You've notched more than a few miles in the sky to do these gigs. What sort of kindred funk and soul spirits have you met?
Nobody! Yesterday was all fat people that looked like they probably signed secession petitions a few weeks back. But on my way to Detroit a couple of weeks back, I was seated next to the keyboardist from !!!. I also was on a plane with Public Enemy's crew a few months ago. But typically, nobody talks to me -- except when they want to know what's in the box. And I can't tell 'em its a bomb.
Does the FAA allow "You Dropped a Bomb on Me" on an aircraft?
I bet they would! Nobody listens to lyrics anymore. Or they wouldn't ever listen to music! Ha! Saturday, I walked into LaGuardia and I heard "Get Off of My Cloud" blaring super-loud from god-knows-where. It really added some ambiance to a typically soul-less environment. Not that the lyrics to "You Dropped a Bomb on Me" are anything to write home about.
Photo by James Jones
I'm actually kind of nervous about being a Soul Clap judge. Help assuage my fears. What does it take to win these things, and what should I pay special attention to?
Don't be nervous! I made it so that its super-unskilled labor. We divide contestants into five groups of ten and, in each round, you pick your favorite. It's up to you and your own personal aesthetics to decide what good dancing is. But I'll tell you this -- professional dancers, b-boys, and others who spend a lot of time on the specifics but have less originality, never win. Outside of L.A. that is.
Hopefully an unsuspecting bachelorette party wanders in and totally owns it. How often do you get the accidental contestants who turn out to be stars?
All the time. What I've learned by doing this so many years is pretty much that dancing is what people want it to be. It's entirely subjective. Also the judges tend to be interesting people who aren't interested in some sort of American Idol-type of situation where some cheeseball with technical skills and no class takes it all.
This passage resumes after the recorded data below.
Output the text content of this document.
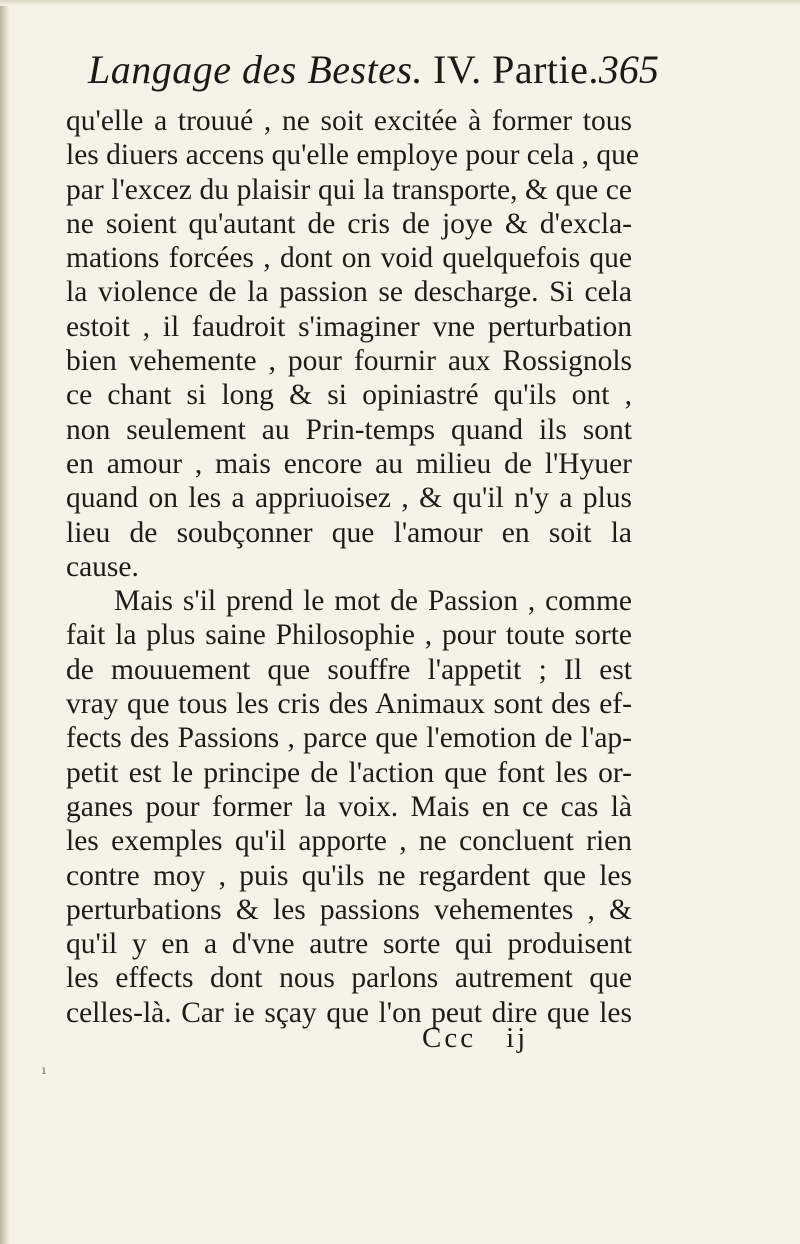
Langage des Bestes. IV. Partie.365
qu'elle a trouué , ne soit excitée à former tous
les diuers accens qu'elle employe pour cela , que
par l'excez du plaisir qui la transporte, & que ce
ne soient qu'autant de cris de joye & d'excla-
mations forcées , dont on void quelquefois que
la violence de la passion se descharge. Si cela
estoit , il faudroit s'imaginer vne perturbation
bien vehemente , pour fournir aux Rossignols
ce chant si long & si opiniastré qu'ils ont ,
non seulement au Prin-temps quand ils sont
en amour , mais encore au milieu de l'Hyuer
quand on les a appriuoisez , & qu'il n'y a plus
lieu de soubçonner que l'amour en soit la
cause.
Mais s'il prend le mot de Passion , comme
fait la plus saine Philosophie , pour toute sorte
de mouuement que souffre l'appetit ; Il est
vray que tous les cris des Animaux sont des ef-
fects des Passions , parce que l'emotion de l'ap-
petit est le principe de l'action que font les or-
ganes pour former la voix. Mais en ce cas là
les exemples qu'il apporte , ne concluent rien
contre moy , puis qu'ils ne regardent que les
perturbations & les passions vehementes , &
qu'il y en a d'vne autre sorte qui produisent
les effects dont nous parlons autrement que
celles-là. Car ie sçay que l'on peut dire que les
Ccc ij
ı
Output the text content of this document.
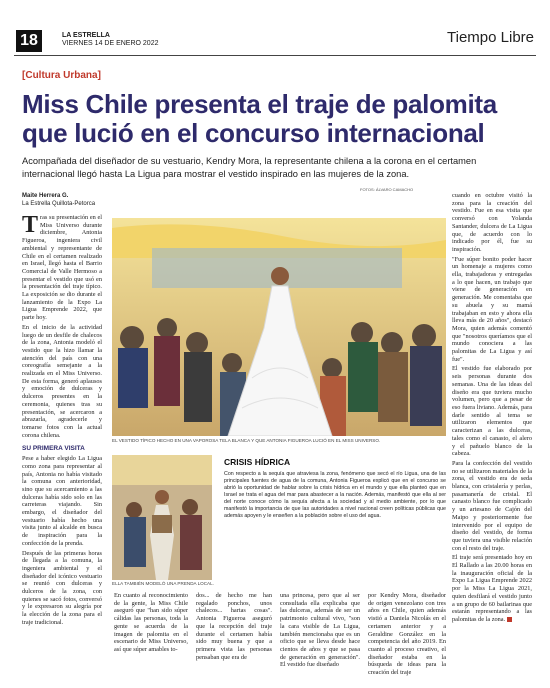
18	LA ESTRELLA
VIERNES 14 DE ENERO 2022	Tiempo Libre
[Cultura Urbana]
Miss Chile presenta el traje de palomita que lució en el concurso internacional
Acompañada del diseñador de su vestuario, Kendry Mora, la representante chilena a la corona en el certamen internacional llegó hasta La Ligua para mostrar el vestido inspirado en las mujeres de la zona.
Maite Herrera G.
La Estrella Quillota-Petorca
FOTOS: ÁLVARO CAMACHO

Tras su presentación en el Miss Universo durante diciembre, Antonia Figueroa, ingeniera civil ambiental y representante de Chile en el certamen realizado en Israel, llegó hasta el Barrio Comercial de Valle Hermoso a presentar el vestido que usó en la presentación del traje típico. La exposición se dio durante el lanzamiento de la Expo La Ligua Emprende 2022, que parte hoy.

En el inicio de la actividad luego de un desfile de chalecos de la zona, Antonia modeló el vestido que la hizo llamar la atención del país con una coreografía semejante a la realizada en el Miss Universo. De esta forma, generó aplausos y emoción de dulceras y dulceros presentes en la ceremonia, quienes tras su presentación, se acercaron a abrazarla, agradecerle y tomarse fotos con la actual corona chilena.

SU PRIMERA VISITA

Pese a haber elegido La Ligua como zona para representar al país, Antonia no había visitado la comuna con anterioridad, sino que su acercamiento a las dulceras había sido solo en las carreteras viajando. Sin embargo, el diseñador del vestuario había hecho una visita junto al alcalde en busca de inspiración para la confección de la prenda.

Después de las primeras horas de llegada a la comuna, la ingeniera ambiental y el diseñador del icónico vestuario se reunió con dulceras y dulceros de la zona, con quienes se sacó fotos, conversó y le expresaron su alegría por la elección de la zona para el traje tradicional.

EL VESTIDO TÍPICO HECHO EN UNA VAPOROSA TELA BLANCA Y QUE ANTONIA FIGUEROA LUCIÓ EN EL MISS UNIVERSO.
ELLA TAMBIÉN MODELÓ UNA PRENDA LOCAL.
CRISIS HÍDRICA
Con respecto a la sequía que atraviesa la zona, fenómeno que secó el río Ligua, una de las principales fuentes de agua de la comuna, Antonia Figueroa explicó que en el concurso se abrió la oportunidad de hablar sobre la crisis hídrica en el mundo y que ella planteó que en Israel se trata el agua del mar para abastecer a la nación. Además, manifestó que ella al ser del norte conoce cómo la sequía afecta a la sociedad y al medio ambiente, por lo que manifestó la importancia de que las autoridades a nivel nacional creen políticas públicas que además apoyen y le enseñen a la población sobre el uso del agua.
En cuanto al reconocimiento de la gente, la Miss Chile aseguró que "han sido súper cálidas las personas, toda la gente se acuerda de la imagen de palomita en el escenario de Miss Universo, así que súper amables to-
dos... de hecho me han regalado ponchos, unos chalecos... hartas cosas". Antonia Figueroa aseguró que la recepción del traje durante el certamen había sido muy buena y que a primera vista las personas pensaban que era de
una princesa, pero que al ser consultada ella explicaba que las dulceras, además de ser un patrimonio cultural vivo, "son la cara visible de La Ligua, también mencionaba que es un oficio que se lleva desde hace cientos de años y que se pasa de generación en generación". El vestido fue diseñado
por Kendry Mora, diseñador de origen venezolano con tres años en Chile, quien además vistió a Daniela Nicolás en el certamen anterior y a Geraldine González en la competencia del año 2019. En cuanto al proceso creativo, el diseñador estaba en la búsqueda de ideas para la creación del traje

cuando en octubre visitó la zona para la creación del vestido. Fue en esa visita que conversó con Yolanda Santander, dulcera de La Ligua que, de acuerdo con lo indicado por él, fue su inspiración.

"Fue súper bonito poder hacer un homenaje a mujeres como ella, trabajadoras y entregadas a lo que hacen, un trabajo que viene de generación en generación. Me comentaba que su abuela y su mamá trabajaban en esto y ahora ella lleva más de 20 años", destacó Mora, quien además comentó que "nosotros queríamos que el mundo conociera a las palomitas de La Ligua y así fue".

El vestido fue elaborado por seis personas durante dos semanas. Una de las ideas del diseño era que tuviera mucho volumen, pero que a pesar de eso fuera liviano. Además, para darle sentido al tema se utilizaron elementos que caracterizan a las dulceras, tales como el canasto, el alero y el pañuelo blanco de la cabeza.

Para la confección del vestido no se utilizaron materiales de la zona, el vestido era de seda blanca, con cristalería y perlas, pasamanería de cristal. El canasto blanco fue complicado y un artesano de Cajón del Maipo y posteriormente fue intervenido por el equipo de diseño del vestido, de forma que tuviera una visible relación con el resto del traje.

El traje será presentado hoy en El Rallado a las 20.00 horas en la inauguración oficial de la Expo La Ligua Emprende 2022 por la Miss La Ligua 2021, quien desfilará el vestido junto a un grupo de 60 bailarinas que estarán representando a las palomitas de la zona.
A dance contest is a pretty corny thing by nature, but I think at best this one has taught folks that dancing is for everyone. And yes, sometimes a friend pushes someone into a contest and they wind up winning.
Minneapolis is interesting for funk and soul because we obviously have the Purple guy as a local treasure, but did you hear about the Secret Stash compilation that came out earlier this year that spotlighted the Valdons, Prophets of Peace, and some others that most people don't know from the Twin Cities?
I plead ignorance! I know nothing about it! But I'm not surprised. There's always been crazy music from the Twin Cities. When I grew up people wanted to move there to be around that prince world or that Replacements/Hüsker Dü world. And a few years later everyone was crazy about the AmRep bands etc. These are new soul/funk type artists?
Basically, Secret Stash is reissuing a lot of the R&B and soul cats from here (Lewis Connection, Wanda Davis, etc.) who never got their due. Similar movements have happened in other major cities that had a serious soul underground in the '70s.
I'd love to hear it! i don't play many 1970s records but it is very much an interest of mine. I think the great thing about these Numero Group compilations etc is that people now know some of these unknown and even unissued records better than the popular stuff at the time. It's rebuilding the canon and bringing a certain justice to old music.
In Joe Boyd's White Bicycles: Making Music in the 60s, he talks about how he isn't certain whether or not Nick Drake is timeless, but he thinks kids like him because he's from the past -- but not the music of their parents. I think there's also something of that philosophy when you hear a DJ or a comp and find songs that were under-appreciated. They are old, but of your own time. Therefore, they are new and refreshing to you.